28 June, 2010

Cloud Computing

What is Cloud Computing?

Cloud computing is a way to increase capacity or add capabilities on a fly without the investment in new Infrastructure, training personnel for supporting the new Infrastructure or licensing new software. Cloud computing encompasses any subscription based or pay-per-use service that is available in real time over Internet. Cloud computing can deliver cloud based solution from full-blown applications to storage services. After some goggling I am able to collect a rough breakdown of what cloud computing is all about.

  1. SaaS (Software as a Service)

    Saas delivers a single application through the browser to thousands of customers using a multi-tenant architecture.

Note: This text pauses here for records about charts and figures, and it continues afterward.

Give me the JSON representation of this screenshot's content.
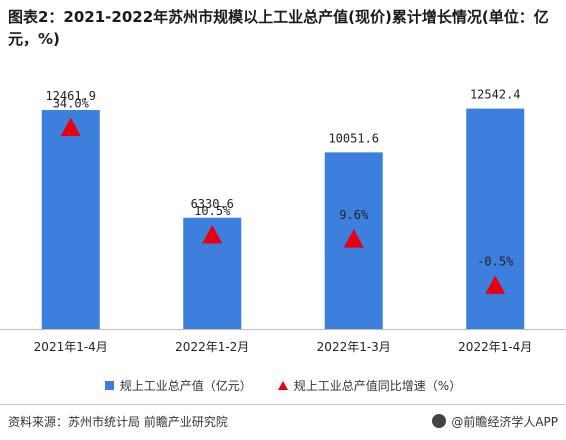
{
  "title": "图表2：2021-2022年苏州市规模以上工业总产值(现价)累计增长情况(单位：亿元，%)",
  "chart_data": {
    "type": "bar",
    "categories": [
      "2021年1-4月",
      "2022年1-2月",
      "2022年1-3月",
      "2022年1-4月"
    ],
    "series": [
      {
        "name": "规上工业总产值（亿元）",
        "type": "bar",
        "values": [
          12461.9,
          6330.6,
          10051.6,
          12542.4
        ]
      },
      {
        "name": "规上工业总产值同比增速（%）",
        "type": "marker",
        "values": [
          34.0,
          10.5,
          9.6,
          -0.5
        ]
      }
    ],
    "value_labels": [
      "12461.9",
      "6330.6",
      "10051.6",
      "12542.4"
    ],
    "rate_labels": [
      "34.0%",
      "10.5%",
      "9.6%",
      "-0.5%"
    ],
    "bar_ylim": [
      0,
      14000
    ],
    "rate_ylim": [
      -5,
      40
    ],
    "legend_position": "bottom",
    "grid": false
  },
  "colors": {
    "bar": "#3d7fdc",
    "marker": "#e60012",
    "axis": "#bdbdbd"
  },
  "legend": {
    "bar_label": "规上工业总产值（亿元）",
    "marker_label": "规上工业总产值同比增速（%）"
  },
  "footer": {
    "source": "资料来源：苏州市统计局 前瞻产业研究院",
    "brand": "@前瞻经济学人APP",
    "brand_icon": "qianzhan-logo-icon"
  }
}
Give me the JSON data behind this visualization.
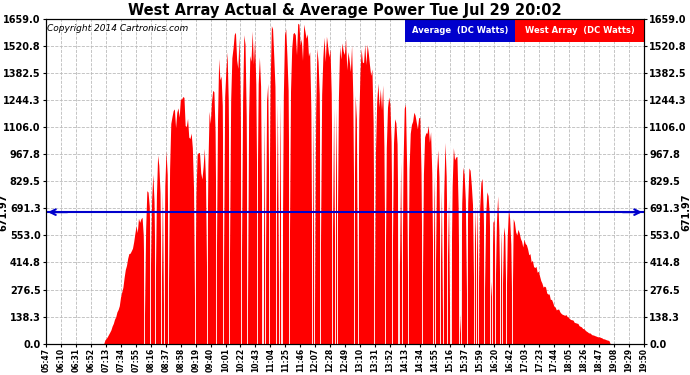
{
  "title": "West Array Actual & Average Power Tue Jul 29 20:02",
  "copyright": "Copyright 2014 Cartronics.com",
  "average_value": 671.97,
  "y_max": 1659.0,
  "y_min": 0.0,
  "yticks": [
    0.0,
    138.3,
    276.5,
    414.8,
    553.0,
    691.3,
    829.5,
    967.8,
    1106.0,
    1244.3,
    1382.5,
    1520.8,
    1659.0
  ],
  "bg_color": "#ffffff",
  "grid_color": "#bbbbbb",
  "bar_color": "#ff0000",
  "avg_line_color": "#0000cc",
  "legend_avg_bg": "#0000cc",
  "legend_west_bg": "#ff0000",
  "x_labels": [
    "05:47",
    "06:10",
    "06:31",
    "06:52",
    "07:13",
    "07:34",
    "07:55",
    "08:16",
    "08:37",
    "08:58",
    "09:19",
    "09:40",
    "10:01",
    "10:22",
    "10:43",
    "11:04",
    "11:25",
    "11:46",
    "12:07",
    "12:28",
    "12:49",
    "13:10",
    "13:31",
    "13:52",
    "14:13",
    "14:34",
    "14:55",
    "15:16",
    "15:37",
    "15:59",
    "16:20",
    "16:42",
    "17:03",
    "17:23",
    "17:44",
    "18:05",
    "18:26",
    "18:47",
    "19:08",
    "19:29",
    "19:50"
  ]
}
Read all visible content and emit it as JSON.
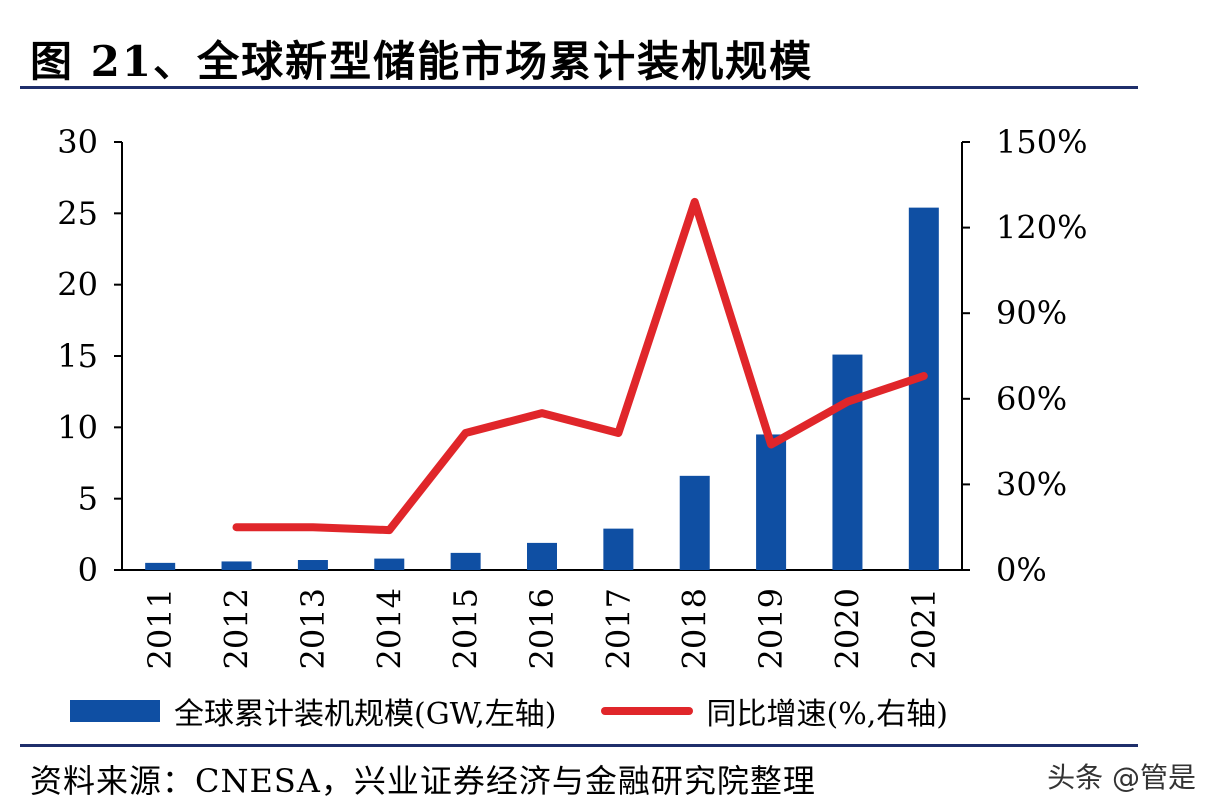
{
  "title": "图 21、全球新型储能市场累计装机规模",
  "source": "资料来源：CNESA，兴业证券经济与金融研究院整理",
  "watermark": "头条 @管是",
  "colors": {
    "bar": "#0f4fa3",
    "line": "#e0262a",
    "rule": "#1f2f6b"
  },
  "chart_data": {
    "type": "bar+line",
    "categories": [
      "2011",
      "2012",
      "2013",
      "2014",
      "2015",
      "2016",
      "2017",
      "2018",
      "2019",
      "2020",
      "2021"
    ],
    "series": [
      {
        "name": "全球累计装机规模(GW,左轴",
        "axis": "left",
        "type": "bar",
        "values": [
          0.5,
          0.6,
          0.7,
          0.8,
          1.2,
          1.9,
          2.9,
          6.6,
          9.5,
          15.1,
          25.4
        ]
      },
      {
        "name": "同比增速(%,右轴",
        "axis": "right",
        "type": "line",
        "values": [
          null,
          15,
          15,
          14,
          48,
          55,
          48,
          129,
          44,
          59,
          68
        ]
      }
    ],
    "left_axis": {
      "min": 0,
      "max": 30,
      "ticks": [
        "0",
        "5",
        "10",
        "15",
        "20",
        "25",
        "30"
      ]
    },
    "right_axis": {
      "min": 0,
      "max": 150,
      "ticks": [
        "0%",
        "30%",
        "60%",
        "90%",
        "120%",
        "150%"
      ]
    },
    "legend": [
      {
        "label": "全球累计装机规模(GW,左轴)"
      },
      {
        "label": "同比增速(%,右轴)"
      }
    ]
  }
}
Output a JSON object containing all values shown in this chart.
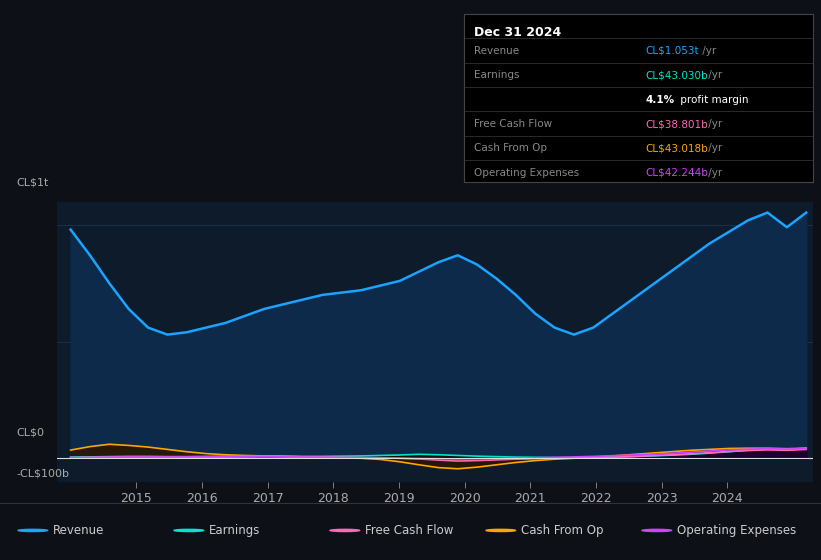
{
  "bg_color": "#0d1117",
  "plot_bg_color": "#0d1b2a",
  "grid_color": "#1e3a5f",
  "ylabel_top": "CL$1t",
  "ylabel_zero": "CL$0",
  "ylabel_bottom": "-CL$100b",
  "x_ticks": [
    2015,
    2016,
    2017,
    2018,
    2019,
    2020,
    2021,
    2022,
    2023,
    2024
  ],
  "revenue_color": "#1aa3ff",
  "revenue_fill": "#0d2a4a",
  "earnings_color": "#00e5cc",
  "fcf_color": "#ff69b4",
  "cashfromop_color": "#ffa500",
  "opex_color": "#cc44ff",
  "revenue": [
    980,
    870,
    750,
    640,
    560,
    530,
    540,
    560,
    580,
    610,
    640,
    660,
    680,
    700,
    710,
    720,
    740,
    760,
    800,
    840,
    870,
    830,
    770,
    700,
    620,
    560,
    530,
    560,
    620,
    680,
    740,
    800,
    860,
    920,
    970,
    1020,
    1053,
    990,
    1053
  ],
  "earnings": [
    5,
    6,
    7,
    8,
    8,
    7,
    7,
    8,
    9,
    10,
    10,
    9,
    8,
    8,
    9,
    10,
    12,
    14,
    17,
    15,
    12,
    9,
    7,
    5,
    4,
    3,
    2,
    3,
    5,
    7,
    10,
    13,
    17,
    22,
    28,
    35,
    40,
    38,
    43
  ],
  "fcf": [
    3,
    4,
    5,
    6,
    6,
    5,
    4,
    4,
    5,
    6,
    7,
    7,
    6,
    5,
    4,
    3,
    2,
    0,
    -3,
    -8,
    -12,
    -10,
    -7,
    -4,
    -2,
    0,
    1,
    3,
    5,
    8,
    11,
    15,
    19,
    24,
    29,
    33,
    36,
    34,
    38
  ],
  "cashfromop": [
    35,
    50,
    60,
    55,
    48,
    38,
    28,
    20,
    15,
    12,
    10,
    8,
    6,
    4,
    2,
    0,
    -5,
    -15,
    -28,
    -40,
    -45,
    -38,
    -28,
    -18,
    -10,
    -4,
    0,
    5,
    10,
    16,
    22,
    28,
    34,
    38,
    42,
    43,
    43,
    41,
    43
  ],
  "opex": [
    2,
    3,
    4,
    5,
    5,
    5,
    6,
    6,
    7,
    7,
    7,
    6,
    5,
    4,
    3,
    2,
    1,
    0,
    -1,
    -2,
    -3,
    -2,
    -1,
    0,
    2,
    4,
    6,
    8,
    11,
    14,
    17,
    21,
    26,
    31,
    36,
    39,
    41,
    39,
    42
  ],
  "info_box": {
    "date": "Dec 31 2024",
    "rows": [
      {
        "label": "Revenue",
        "value": "CL$1.053t",
        "suffix": " /yr",
        "value_color": "#1aa3ff"
      },
      {
        "label": "Earnings",
        "value": "CL$43.030b",
        "suffix": " /yr",
        "value_color": "#00e5cc"
      },
      {
        "label": "",
        "value": "4.1%",
        "suffix": " profit margin",
        "value_color": "#ffffff"
      },
      {
        "label": "Free Cash Flow",
        "value": "CL$38.801b",
        "suffix": " /yr",
        "value_color": "#ff69b4"
      },
      {
        "label": "Cash From Op",
        "value": "CL$43.018b",
        "suffix": " /yr",
        "value_color": "#ffa500"
      },
      {
        "label": "Operating Expenses",
        "value": "CL$42.244b",
        "suffix": " /yr",
        "value_color": "#cc44ff"
      }
    ]
  },
  "legend": [
    {
      "label": "Revenue",
      "color": "#1aa3ff"
    },
    {
      "label": "Earnings",
      "color": "#00e5cc"
    },
    {
      "label": "Free Cash Flow",
      "color": "#ff69b4"
    },
    {
      "label": "Cash From Op",
      "color": "#ffa500"
    },
    {
      "label": "Operating Expenses",
      "color": "#cc44ff"
    }
  ]
}
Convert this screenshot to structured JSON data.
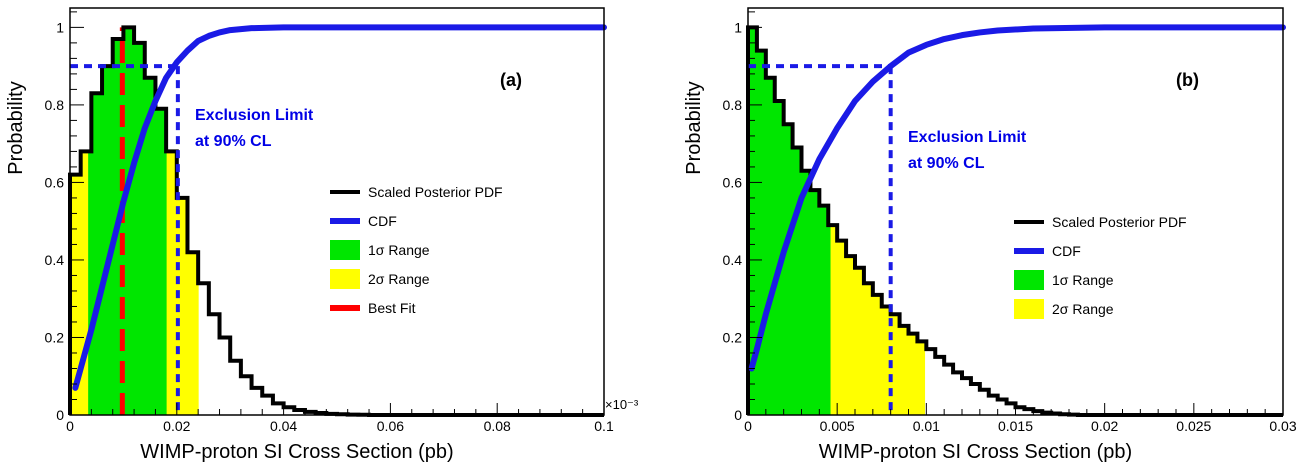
{
  "chart_data": [
    {
      "type": "histogram",
      "panel_label": "(a)",
      "xlabel": "WIMP-proton SI Cross Section (pb)",
      "ylabel": "Probability",
      "x_exponent_label": "×10⁻³",
      "xlim": [
        0,
        0.1
      ],
      "ylim": [
        0,
        1.05
      ],
      "x_ticks": [
        0,
        0.02,
        0.04,
        0.06,
        0.08,
        0.1
      ],
      "x_tick_labels": [
        "0",
        "0.02",
        "0.04",
        "0.06",
        "0.08",
        "0.1"
      ],
      "y_ticks": [
        0,
        0.2,
        0.4,
        0.6,
        0.8,
        1
      ],
      "y_tick_labels": [
        "0",
        "0.2",
        "0.4",
        "0.6",
        "0.8",
        "1"
      ],
      "bin_width": 0.002,
      "posterior_pdf": [
        0.62,
        0.68,
        0.83,
        0.9,
        0.97,
        1.0,
        0.96,
        0.87,
        0.79,
        0.68,
        0.56,
        0.42,
        0.34,
        0.26,
        0.2,
        0.14,
        0.1,
        0.07,
        0.05,
        0.03,
        0.02,
        0.013,
        0.008,
        0.005,
        0.003,
        0.002,
        0.001,
        0.0005,
        0,
        0,
        0,
        0,
        0,
        0,
        0,
        0,
        0,
        0,
        0,
        0,
        0,
        0,
        0,
        0,
        0,
        0,
        0,
        0,
        0,
        0
      ],
      "one_sigma_range": [
        0.0034,
        0.018
      ],
      "two_sigma_range": [
        0,
        0.024
      ],
      "best_fit": 0.0098,
      "cdf": {
        "x": [
          0.001,
          0.002,
          0.004,
          0.006,
          0.008,
          0.01,
          0.012,
          0.014,
          0.016,
          0.018,
          0.02,
          0.022,
          0.024,
          0.026,
          0.028,
          0.03,
          0.034,
          0.04,
          0.05,
          0.1
        ],
        "y": [
          0.07,
          0.12,
          0.22,
          0.33,
          0.44,
          0.55,
          0.65,
          0.74,
          0.81,
          0.87,
          0.91,
          0.94,
          0.965,
          0.978,
          0.987,
          0.993,
          0.998,
          1.0,
          1.0,
          1.0
        ]
      },
      "exclusion_limit": {
        "x": 0.0202,
        "y": 0.9,
        "label_line1": "Exclusion Limit",
        "label_line2": "at 90% CL"
      },
      "legend": [
        {
          "label": "Scaled Posterior PDF",
          "kind": "line",
          "color": "#000000"
        },
        {
          "label": "CDF",
          "kind": "line",
          "color": "#1a1ae6"
        },
        {
          "label": "1σ Range",
          "kind": "box",
          "color": "#00e600"
        },
        {
          "label": "2σ Range",
          "kind": "box",
          "color": "#ffff00"
        },
        {
          "label": "Best Fit",
          "kind": "line",
          "color": "#ff0000"
        }
      ]
    },
    {
      "type": "histogram",
      "panel_label": "(b)",
      "xlabel": "WIMP-proton SI Cross Section (pb)",
      "ylabel": "Probability",
      "x_exponent_label": "",
      "xlim": [
        0,
        0.03
      ],
      "ylim": [
        0,
        1.05
      ],
      "x_ticks": [
        0,
        0.005,
        0.01,
        0.015,
        0.02,
        0.025,
        0.03
      ],
      "x_tick_labels": [
        "0",
        "0.005",
        "0.01",
        "0.015",
        "0.02",
        "0.025",
        "0.03"
      ],
      "y_ticks": [
        0,
        0.2,
        0.4,
        0.6,
        0.8,
        1
      ],
      "y_tick_labels": [
        "0",
        "0.2",
        "0.4",
        "0.6",
        "0.8",
        "1"
      ],
      "bin_width": 0.0005,
      "posterior_pdf": [
        1.0,
        0.94,
        0.87,
        0.81,
        0.75,
        0.69,
        0.63,
        0.58,
        0.54,
        0.49,
        0.45,
        0.41,
        0.38,
        0.34,
        0.31,
        0.28,
        0.26,
        0.23,
        0.21,
        0.19,
        0.17,
        0.15,
        0.13,
        0.11,
        0.095,
        0.08,
        0.065,
        0.05,
        0.04,
        0.03,
        0.02,
        0.015,
        0.01,
        0.006,
        0.004,
        0.002,
        0.001,
        0,
        0,
        0,
        0,
        0,
        0,
        0,
        0,
        0,
        0,
        0,
        0,
        0,
        0,
        0,
        0,
        0,
        0,
        0,
        0,
        0,
        0,
        0
      ],
      "one_sigma_range": [
        0,
        0.0046
      ],
      "two_sigma_range": [
        0,
        0.0099
      ],
      "cdf": {
        "x": [
          0.0002,
          0.0005,
          0.001,
          0.0015,
          0.002,
          0.0025,
          0.003,
          0.004,
          0.005,
          0.006,
          0.007,
          0.008,
          0.009,
          0.01,
          0.011,
          0.012,
          0.013,
          0.014,
          0.016,
          0.02,
          0.03
        ],
        "y": [
          0.12,
          0.17,
          0.26,
          0.34,
          0.42,
          0.49,
          0.56,
          0.66,
          0.74,
          0.81,
          0.86,
          0.9,
          0.935,
          0.955,
          0.97,
          0.98,
          0.987,
          0.992,
          0.997,
          1.0,
          1.0
        ]
      },
      "exclusion_limit": {
        "x": 0.008,
        "y": 0.9,
        "label_line1": "Exclusion Limit",
        "label_line2": "at 90% CL"
      },
      "legend": [
        {
          "label": "Scaled Posterior PDF",
          "kind": "line",
          "color": "#000000"
        },
        {
          "label": "CDF",
          "kind": "line",
          "color": "#1a1ae6"
        },
        {
          "label": "1σ Range",
          "kind": "box",
          "color": "#00e600"
        },
        {
          "label": "2σ Range",
          "kind": "box",
          "color": "#ffff00"
        }
      ]
    }
  ]
}
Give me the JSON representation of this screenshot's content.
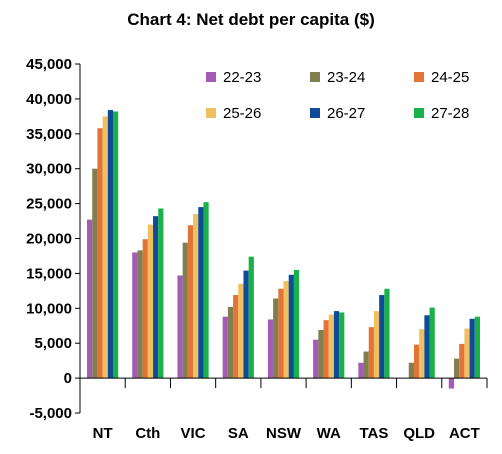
{
  "chart_data": {
    "type": "bar",
    "title": "Chart 4: Net debt per capita ($)",
    "xlabel": "",
    "ylabel": "",
    "ylim": [
      -5000,
      45000
    ],
    "yticks": [
      -5000,
      0,
      5000,
      10000,
      15000,
      20000,
      25000,
      30000,
      35000,
      40000,
      45000
    ],
    "ytick_labels": [
      "-5,000",
      "0",
      "5,000",
      "10,000",
      "15,000",
      "20,000",
      "25,000",
      "30,000",
      "35,000",
      "40,000",
      "45,000"
    ],
    "grid": false,
    "legend_position": "top-right",
    "categories": [
      "NT",
      "Cth",
      "VIC",
      "SA",
      "NSW",
      "WA",
      "TAS",
      "QLD",
      "ACT"
    ],
    "series": [
      {
        "name": "22-23",
        "color": "#A35BB5",
        "values": [
          22700,
          18000,
          14700,
          8800,
          8400,
          5500,
          2200,
          0,
          -1500
        ]
      },
      {
        "name": "23-24",
        "color": "#7F7F4F",
        "values": [
          30000,
          18300,
          19400,
          10200,
          11400,
          6900,
          3800,
          2200,
          2800
        ]
      },
      {
        "name": "24-25",
        "color": "#E27438",
        "values": [
          35800,
          19900,
          21900,
          11900,
          12800,
          8300,
          7300,
          4800,
          4900
        ]
      },
      {
        "name": "25-26",
        "color": "#F0C060",
        "values": [
          37500,
          22000,
          23500,
          13500,
          13900,
          9100,
          9600,
          7000,
          7100
        ]
      },
      {
        "name": "26-27",
        "color": "#0E4C9A",
        "values": [
          38400,
          23200,
          24500,
          15400,
          14800,
          9600,
          11900,
          9000,
          8500
        ]
      },
      {
        "name": "27-28",
        "color": "#19B24A",
        "values": [
          38200,
          24300,
          25200,
          17400,
          15500,
          9400,
          12800,
          10100,
          8800
        ]
      }
    ]
  }
}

On the customer side, it means no upfront investment in servers or software licensing; on the provider side, with just one app to maintain, costs are low compared to conventional hosting.

  2. Utility Computing

    Utility computing offers storage and virtual servers or even virtual datacenters that IT can use on demand. Some players offering this service are Sun, IBM and Amazon. Utility computing is currently used for supplemental and non-mission critical use, but soon it will replace few components from the Datacenter.

  3. Web services in the Cloud

    Closely related to SaaS, Web service providers offer APIs that enable developers to exploit functionality over the Internet, rather than delivering full-blown applications

  4. Platform as a service

    It is another variant of SaaS and it provides development environment as a service. Developers can build their own applications that run on the provider's infrastructure and are delivered to their users via the Internet from the provider's servers. You don't get complete freedom because these services are constrained by the vendor's design and capabilities.

  5. Managed Service Provider (MSP)

    A Managed service is basically an application exposed to IT rather than to the end user. The MSP's may provide applications such as virus scanning, email or any other application monitoring service or desktop management service.

  6. Service Commerce Platforms (SCP)

    A hybrid of SaaS and MSP, this cloud computing service offers a service hub that users interact with. They're most common in trading environments, such as expense management systems that allow users to order travel or secretarial services from a common platform that then coordinates the service delivery and pricing within the specifications set by the user.

Today for IT decision makers it is a challenge to decide which service they should be opting from Cloud due to security or control on data as some of the risk. In any case Cloud computing is a good solution for Small Organization who can leverage on the Private Cloud infrastructure instead of investing on the physical datacenter and maintaining it. It is also a good option for Medium Organization which can utilize the virtual datacenter on demand in Hybrid Cloud scenario for application testing or non mission critical applications.